[llvm-commits] [llvm] r75308 - in /llvm/trunk: include/llvm/CodeGen/ValueTypes.h include/llvm/CodeGen/ValueTypes.td lib/VMCore/ValueTypes.cpp utils/TableGen/CodeGenTarget.cpp

Sun Jul 12 11:59:15 PDT 2009

On Jul 11, 2009, at 10:28 PM, Bob Wilson wrote:
> On Jul 11, 2009, at 5:02 PM, Chris Lattner wrote:
> On Jul 10, 2009, at 4:05 PM, Bob Wilson wrote:
>>> Author: bwilson
>>> Date: Fri Jul 10 18:05:09 2009
>>> New Revision: 75308
>>>
>>> URL: http://llvm.org/viewvc/llvm-project?rev=75308&view=rev
>>> Log:
>>> Add new vector types for 192-bit, 348-bit and 512-bit sizes.
>>> These are needed to represent ARM Neon struct datatypes containing
>>> 2, 3 or 4
>>> separate vectors.
>>
>> Bob, are you sure this is the right way to go?
>
> Nope.  I'm not at all sure, but it seemed like a reasonable place to
> start.  (Now you see why I was avoiding you on Friday afternoon, but
> obviously that was only delaying the inevitable code review ;-)

Hehe.

>> I don't know about much about neon, but if you are using this to  
>> model
>> load/store with multiple registers, there are probably better ways to
>> go.  What set of operations does neon natively support on these
>> datatypes?
>
> Neon has plain old load/store multiple operations but that's not what
> this is for.

Ok.

> There is another set of load/store instructions that interleave
> individual elements for up to 4 vectors.  For example, the VLD4.8
> instruction loads 4 bytes for element 0 of 4 separate result vectors,
> then it loads 4 more bytes for element 1 of each vector, etc.  The
> element size may be 8, 16, or 32 bits and for multi-byte elements the
> individual elements get byte-swapped as needed for endianness.  I'm
> representing these operations as intrinsics in LLVM, since it seemed
> like pattern matching 64 separate loads and vector element insertions
> (in the case of VLD4.8) would be a bit unwieldy.  The vectors being
> loaded or stored must be in adjacent registers, and the type matters:
> each vector type has a different opcode (due to the potential byte
> swapping for endianness).  Of course, I could just define a different
> intrinsic for each type, but that's pretty ugly.

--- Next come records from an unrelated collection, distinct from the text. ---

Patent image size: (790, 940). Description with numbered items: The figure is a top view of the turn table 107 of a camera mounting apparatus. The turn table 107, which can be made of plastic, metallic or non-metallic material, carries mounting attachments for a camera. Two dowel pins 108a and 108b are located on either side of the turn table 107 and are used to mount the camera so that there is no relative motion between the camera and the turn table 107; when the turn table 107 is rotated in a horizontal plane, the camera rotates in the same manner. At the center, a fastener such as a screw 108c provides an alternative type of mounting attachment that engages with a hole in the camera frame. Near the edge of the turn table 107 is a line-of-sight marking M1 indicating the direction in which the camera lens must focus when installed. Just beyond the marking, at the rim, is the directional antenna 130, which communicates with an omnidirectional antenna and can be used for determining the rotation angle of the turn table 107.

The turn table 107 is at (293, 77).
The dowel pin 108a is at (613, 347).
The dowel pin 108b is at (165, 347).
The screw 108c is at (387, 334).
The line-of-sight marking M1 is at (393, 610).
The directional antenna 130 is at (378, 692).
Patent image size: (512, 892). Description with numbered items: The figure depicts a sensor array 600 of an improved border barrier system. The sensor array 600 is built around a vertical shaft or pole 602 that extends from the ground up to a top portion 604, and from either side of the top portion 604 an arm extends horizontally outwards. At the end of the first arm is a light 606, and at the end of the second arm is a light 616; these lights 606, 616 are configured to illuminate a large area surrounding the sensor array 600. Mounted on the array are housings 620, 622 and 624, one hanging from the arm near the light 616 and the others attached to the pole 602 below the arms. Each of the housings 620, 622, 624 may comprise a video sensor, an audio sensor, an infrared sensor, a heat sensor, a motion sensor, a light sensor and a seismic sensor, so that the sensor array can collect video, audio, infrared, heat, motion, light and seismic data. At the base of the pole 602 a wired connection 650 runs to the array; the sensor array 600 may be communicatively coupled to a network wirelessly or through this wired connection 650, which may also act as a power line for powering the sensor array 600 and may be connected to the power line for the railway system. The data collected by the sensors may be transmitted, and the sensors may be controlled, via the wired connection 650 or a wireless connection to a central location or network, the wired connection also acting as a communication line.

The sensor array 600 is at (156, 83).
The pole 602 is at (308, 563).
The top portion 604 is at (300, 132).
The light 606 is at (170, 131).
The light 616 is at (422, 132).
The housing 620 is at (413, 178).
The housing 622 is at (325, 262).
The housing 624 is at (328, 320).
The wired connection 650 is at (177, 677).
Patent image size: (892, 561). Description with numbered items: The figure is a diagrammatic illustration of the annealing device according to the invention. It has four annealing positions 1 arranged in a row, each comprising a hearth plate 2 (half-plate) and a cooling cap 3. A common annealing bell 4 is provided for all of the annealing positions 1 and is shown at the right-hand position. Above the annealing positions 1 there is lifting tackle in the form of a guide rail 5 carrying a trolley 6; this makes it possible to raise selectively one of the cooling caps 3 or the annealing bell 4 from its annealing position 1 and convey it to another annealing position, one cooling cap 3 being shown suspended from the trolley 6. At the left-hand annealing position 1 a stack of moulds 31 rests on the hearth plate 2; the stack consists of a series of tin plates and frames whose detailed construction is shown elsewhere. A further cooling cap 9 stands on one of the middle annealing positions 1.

I don't really understand how all this fits together, but is this  
really the most important piece to tackle in the short term?  Are you  
trying to make llvm be able to generate every NEON instruction, or are  
you implementing pieces of neon.h?  Can this be simplified by using  
intrinsics for these?  In the short term, the most important thing is  
to support neon.h fully, we can improve the codegen later as a second  
pass of optimization for cases that matter.  Trying to make the  
bizarre corner cases generate optimal code in the "first pass" of  
bringing up functionality doesn't seem very important.

> I'm going to discuss these issues with Evan on Monday.  If there is an
> easier way to go about this, I'm all in favor.

Ok, please drag me in if it doesn't look like there is a good solution.

-Chris